Focus on item selection, ignore stopping decisions:

Code
from jaxcmr.loss.transform_sequence_likelihood import ExcludeTerminationLikelihoodFnGenerator

fitter = ScipyDE(
    ...,
    loss_fn_generator=ExcludeTerminationLikelihoodFnGenerator,
)

Why exclude termination? - Stopping behavior may be noisy or poorly modeled - Focus on which items are retrieved - Useful when stop parameters are unreliable

Custom Masking

Create your own mask function:

Code
from jaxcmr.loss.transform_sequence_likelihood import MemorySearchLikelihoodFnGenerator

def my_mask_fn(pres, recalls):
    """Example: mask recalls after position 5."""
    return jnp.arange(len(recalls)) < 5

# Use with the base generator that accepts mask functions
# (Implementation-specific)

Computational Notes

Sequential Computation

Likelihood requires sequential model updates:

Code
for each recall r_j:
    probs = model.outcome_probabilities()
    likelihood *= probs[r_j]
    model = model.retrieve(r_j)

This is implemented efficiently with lax.scan to maintain JAX traceability.

Numerical Stability

Log-probabilities are summed to avoid underflow:

\[\log \mathcal{L} = \sum_j \log P(r_j \mid \ldots)\]

A small constant lb (lower bound) prevents log(0):

Code
log_prob = jnp.log(prob + lb)

Vectorized Parameters

For population-based optimizers, the loss function accepts batched parameters:

Code
# Shape: (n_params, pop_size)
params_batch = ...
losses = loss_fn(params_batch)  # Shape: (pop_size,)

What Likelihood Captures

Temporal Dynamics

  • Contiguity: Transitions to nearby items
  • Forward asymmetry: Preference for forward transitions
  • Recency: First recalls from end of list

Serial Position Effects

  • Primacy: Enhanced recall of early items
  • Recency: Enhanced recall of late items

Stopping Behavior

  • When subjects terminate recall
  • How stop probability changes with recalls

Limitations

Order Dependence

Likelihood assumes order is meaningful.

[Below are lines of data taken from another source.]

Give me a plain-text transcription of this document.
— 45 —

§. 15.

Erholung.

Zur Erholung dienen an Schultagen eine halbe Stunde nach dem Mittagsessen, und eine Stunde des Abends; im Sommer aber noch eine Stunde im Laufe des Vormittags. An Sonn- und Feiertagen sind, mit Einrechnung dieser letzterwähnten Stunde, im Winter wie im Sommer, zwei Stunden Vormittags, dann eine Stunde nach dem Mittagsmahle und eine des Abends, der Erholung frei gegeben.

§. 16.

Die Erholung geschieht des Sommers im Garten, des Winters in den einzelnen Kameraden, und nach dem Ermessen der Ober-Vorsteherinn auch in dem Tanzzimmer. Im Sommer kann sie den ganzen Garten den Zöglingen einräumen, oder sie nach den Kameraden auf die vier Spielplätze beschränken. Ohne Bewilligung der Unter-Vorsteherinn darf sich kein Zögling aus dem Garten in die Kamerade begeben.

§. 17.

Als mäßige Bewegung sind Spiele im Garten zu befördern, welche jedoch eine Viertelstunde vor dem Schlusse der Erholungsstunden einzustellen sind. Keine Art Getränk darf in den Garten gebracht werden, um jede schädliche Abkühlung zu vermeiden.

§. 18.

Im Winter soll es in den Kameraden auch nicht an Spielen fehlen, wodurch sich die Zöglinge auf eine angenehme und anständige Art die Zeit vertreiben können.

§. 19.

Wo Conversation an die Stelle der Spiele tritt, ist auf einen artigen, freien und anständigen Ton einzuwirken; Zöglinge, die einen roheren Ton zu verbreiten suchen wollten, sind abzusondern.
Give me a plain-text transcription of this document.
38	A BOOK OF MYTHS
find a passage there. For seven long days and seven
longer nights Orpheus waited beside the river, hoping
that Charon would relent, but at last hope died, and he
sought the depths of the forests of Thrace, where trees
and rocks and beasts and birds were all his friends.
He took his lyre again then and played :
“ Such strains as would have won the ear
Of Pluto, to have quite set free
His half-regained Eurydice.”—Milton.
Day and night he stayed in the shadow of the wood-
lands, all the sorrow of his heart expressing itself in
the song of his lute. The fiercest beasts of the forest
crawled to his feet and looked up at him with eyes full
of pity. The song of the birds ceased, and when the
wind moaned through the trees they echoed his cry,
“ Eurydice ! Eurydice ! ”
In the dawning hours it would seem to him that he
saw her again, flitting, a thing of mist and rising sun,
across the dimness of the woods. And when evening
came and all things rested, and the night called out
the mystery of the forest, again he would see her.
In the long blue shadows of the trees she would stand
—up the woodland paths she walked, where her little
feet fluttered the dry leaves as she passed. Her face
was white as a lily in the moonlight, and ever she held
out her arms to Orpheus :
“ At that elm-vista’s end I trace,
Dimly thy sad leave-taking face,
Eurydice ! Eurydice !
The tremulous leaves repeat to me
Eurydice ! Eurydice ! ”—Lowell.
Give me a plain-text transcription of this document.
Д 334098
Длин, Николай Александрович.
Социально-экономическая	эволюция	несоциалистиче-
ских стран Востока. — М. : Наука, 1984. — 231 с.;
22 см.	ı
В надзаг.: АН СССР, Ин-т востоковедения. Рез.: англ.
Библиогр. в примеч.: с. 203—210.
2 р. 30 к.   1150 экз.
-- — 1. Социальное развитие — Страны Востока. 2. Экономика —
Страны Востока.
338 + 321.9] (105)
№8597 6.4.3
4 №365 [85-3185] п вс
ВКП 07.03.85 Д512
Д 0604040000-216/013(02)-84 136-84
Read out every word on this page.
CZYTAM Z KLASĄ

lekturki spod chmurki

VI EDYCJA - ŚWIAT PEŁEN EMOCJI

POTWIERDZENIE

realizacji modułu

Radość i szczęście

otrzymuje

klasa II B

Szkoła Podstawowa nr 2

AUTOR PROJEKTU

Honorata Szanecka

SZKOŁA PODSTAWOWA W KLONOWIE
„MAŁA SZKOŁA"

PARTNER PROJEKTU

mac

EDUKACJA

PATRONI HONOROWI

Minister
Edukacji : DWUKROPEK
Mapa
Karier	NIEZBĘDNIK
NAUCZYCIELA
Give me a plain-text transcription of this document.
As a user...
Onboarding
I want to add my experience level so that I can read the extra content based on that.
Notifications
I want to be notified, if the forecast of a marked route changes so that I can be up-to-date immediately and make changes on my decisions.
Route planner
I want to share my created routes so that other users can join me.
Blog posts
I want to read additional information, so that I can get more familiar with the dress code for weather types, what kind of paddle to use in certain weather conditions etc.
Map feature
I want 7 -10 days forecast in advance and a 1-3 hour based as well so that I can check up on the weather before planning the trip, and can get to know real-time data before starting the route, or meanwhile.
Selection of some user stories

For unordered recall, use Set Permutation Likelihood.

Computational Cost

Sequential computation limits parallelism. Each trial requires \(O(k)\) model updates where \(k\) is recall count.

Sensitivity to Zeros

If the model assigns probability 0 to an observed event, likelihood becomes \(-\infty\). The lb constant mitigates this but doesn’t solve fundamental model misspecification.